For 30 years, the Clean Water Act has served as the nation's major defense against the pollution of inland and ocean waters. Now, in a year that President Bush has declared the "Year of Clean Water," his administration is arguing that this landmark law should no longer apply to all waters, as Congress intended.
The White House actions are based on a narrow Supreme Court ruling from January 2001 that said Clean Water Act protections do not extend to certain "isolated" wetlands and ponds. The Supreme Court didn't provide a thorough definition of "isolated," nor did it identify what qualifies a wetland or pond for protection.
Seizing an opportunity to exempt broad swaths of American waters from federal protection, the administration launcheda process in January that could significantly limit regulation of "isolated" waters and give the White House power to decide exactly what "isolated" means. Even worse, the administration has demanded that federal agencies immediately suspend protection of many of these waters.
How radical are the proposals? Overwhelming majorities in Congress enacted the Clean Water Act and the law has survived under this original mandate with no major changes in scope through six presidential administrations.
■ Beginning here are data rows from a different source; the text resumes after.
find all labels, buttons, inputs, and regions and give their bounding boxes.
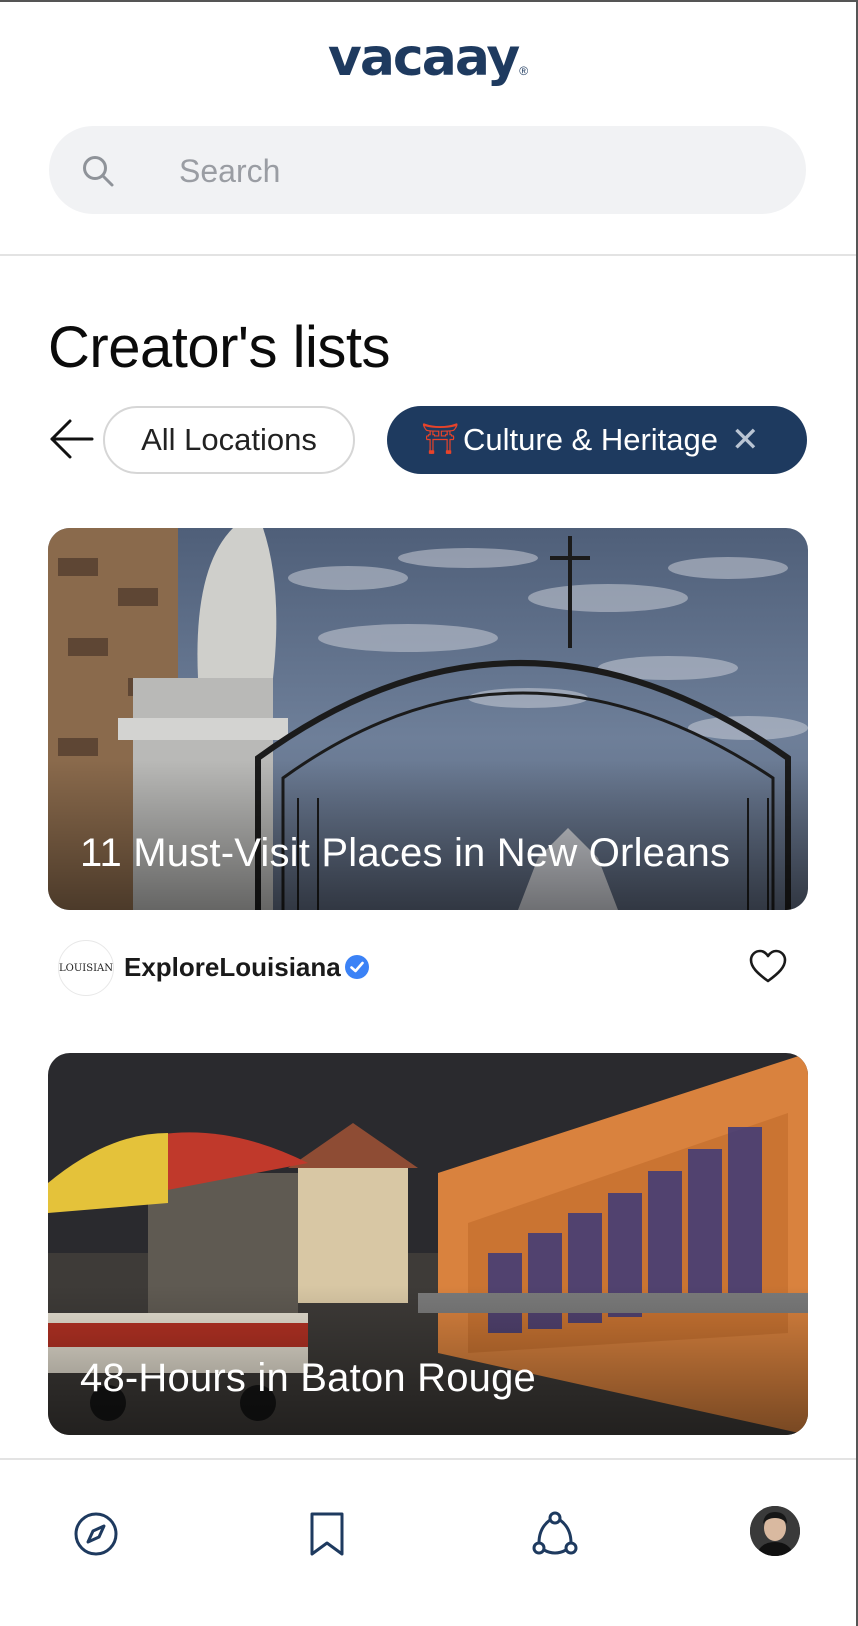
- search-icon: [83, 156, 114, 187]
- logo-registered-mark: ®: [519, 64, 529, 78]
- app-logo[interactable]: vacaay®: [0, 28, 856, 88]
- list-title: 11 Must-Visit Places in New Orleans: [80, 831, 731, 875]
- close-icon[interactable]: ✕: [731, 406, 760, 474]
- category-filter-chip[interactable]: ⛩ Culture & Heritage ✕: [387, 406, 807, 474]
- list-title: 48-Hours in Baton Rouge: [80, 1356, 536, 1400]
- search-input[interactable]: Search: [179, 153, 280, 190]
- location-filter-chip[interactable]: All Locations: [103, 406, 355, 474]
- community-share-icon[interactable]: [531, 1510, 579, 1558]
- creator-avatar[interactable]: LOUISIANA: [58, 940, 114, 996]
- verified-badge-icon: [345, 955, 369, 979]
- category-filter-label: Culture & Heritage: [463, 422, 719, 457]
- search-bar[interactable]: Search: [49, 126, 806, 214]
- back-arrow-icon[interactable]: [48, 415, 96, 463]
- logo-text: vacaay: [327, 28, 520, 88]
- user-avatar-image: [750, 1506, 800, 1556]
- list-card[interactable]: 48-Hours in Baton Rouge: [48, 1053, 808, 1435]
- torii-gate-icon: ⛩: [421, 423, 460, 456]
- profile-avatar[interactable]: [750, 1506, 800, 1556]
- header: vacaay® Search: [0, 0, 856, 256]
- creator-name[interactable]: ExploreLouisiana: [124, 952, 341, 983]
- explore-compass-icon[interactable]: [72, 1510, 120, 1558]
- list-card[interactable]: 11 Must-Visit Places in New Orleans: [48, 528, 808, 910]
- bottom-navigation: [0, 1458, 856, 1626]
- page-title: Creator's lists: [48, 315, 390, 380]
- bookmark-icon[interactable]: [303, 1510, 351, 1558]
- heart-icon[interactable]: [748, 947, 788, 987]
- creator-row: LOUISIANA ExploreLouisiana: [48, 940, 808, 996]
But the White House is saying that clean water protection should be based on the navigability and connectedness of a water area with other waters. This would result in classifying millions of acres of streams, wetlands, lakes, and ponds as isolated and unworthy of stewardship. In other words, we might as well let developers pave over that nonnavigable wetland on the edge of town, or allow polluters to foul the "isolated" pond at the end of the street.
Any middle-school science student can tell you that these "isolated" wetlands are essential in keeping the environment clean and healthy. They filter drinking water, replenish groundwater supplies, control flooding, and provide habitat for fish and wildlife species. What's more, protecting wetlands is crucial to protecting the oceans downstream.
Sadly, the administration's recent action is not an isolated assault on clean-water programs. Under the White House 2004 budget proposal, the EPA faces massive cuts - clean-water programs take the biggest hit.
Two years ago, the Bush administration received flak for a proposal to allow higher levels of arsenic in US drinking water. Thanks to a public outcry, that idea went down the drain. We hope the same thing happens to the latest plan to weaken basic clean-water protections. Instead of poking holes in the Clean Water Act, we should be working to make it stronger so that future generations will be able to enjoy all of our nation's waters, isolated or not.
• Roger T. Rufe Jr., a retired US Coast Guard vice admiral, is president and CEO of The Ocean Conservancy.